Product Liability -- 2011



PLIVA, Inc. v. Mensing   (U.S. Supreme Court)

Preemption of labeling claims against generic drug manufacturer

In Wyeth v. Levine, the Supreme Court ruled that state-law failure-to-warn claims against name-brand drug manufacturers are not preempted by federal labeling requirements under the Food, Drug, and Cosmetic Act. This case involved whether similar claims are preempted when generic drug manufacturers are sued. These manufacturers must undergo an approval process that requires them to use labels that are identical to those used by the name-brand manufacturers.

Three cases were consolidated, involving rulings from different federal appeals courts.
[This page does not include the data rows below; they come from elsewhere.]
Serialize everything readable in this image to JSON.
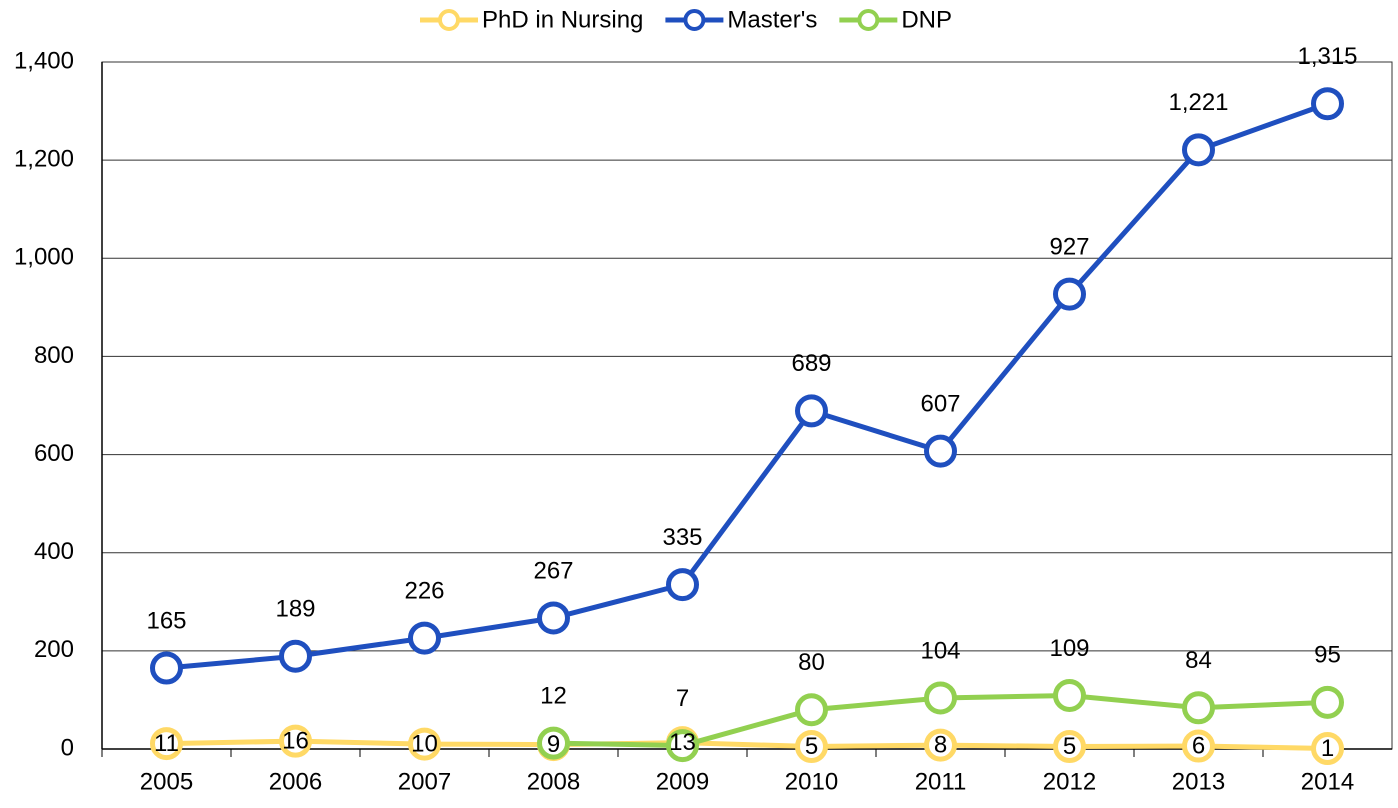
{
  "chart_data": {
    "type": "line",
    "categories": [
      "2005",
      "2006",
      "2007",
      "2008",
      "2009",
      "2010",
      "2011",
      "2012",
      "2013",
      "2014"
    ],
    "series": [
      {
        "name": "PhD in Nursing",
        "color": "#ffd966",
        "values": [
          11,
          16,
          10,
          9,
          13,
          5,
          8,
          5,
          6,
          1
        ]
      },
      {
        "name": "Master's",
        "color": "#1f4fbf",
        "values": [
          165,
          189,
          226,
          267,
          335,
          689,
          607,
          927,
          1221,
          1315
        ],
        "value_labels": [
          "165",
          "189",
          "226",
          "267",
          "335",
          "689",
          "607",
          "927",
          "1,221",
          "1,315"
        ]
      },
      {
        "name": "DNP",
        "color": "#92d050",
        "values": [
          null,
          null,
          null,
          12,
          7,
          80,
          104,
          109,
          84,
          95
        ]
      }
    ],
    "ylim": [
      0,
      1400
    ],
    "yticks": [
      0,
      200,
      400,
      600,
      800,
      {
        "value": 1000,
        "label": "1,000"
      },
      {
        "value": 1200,
        "label": "1,200"
      },
      {
        "value": 1400,
        "label": "1,400"
      }
    ],
    "grid": true,
    "legend": "top"
  }
}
The Eighth Circuit held that a manufacturer should propose a labeling change to the FDA or propose that a warning letter be sent to doctors. The Fifth Circuit went one step further and held that a manufacturer may also unilaterally alter its labeling after receiving federal approval. Since either of these procedures are available, according to the courts, federal law does not preempt state claims that would have been satisfied if the manufacturer had taken action.

The Supreme Court reversed. The majority found that federal drug regulations applicable to generic drug manufacturers directly conflict with, and thus preempt, state tort claims. It is impossible for a manufacturer to comply with both the federal regulations and additional state labeling requirements, and the law does not require a manufacturer to try to obtain federal labeling changes to avoid potential liability under state law. It could not independently publish different labels without violating federal law.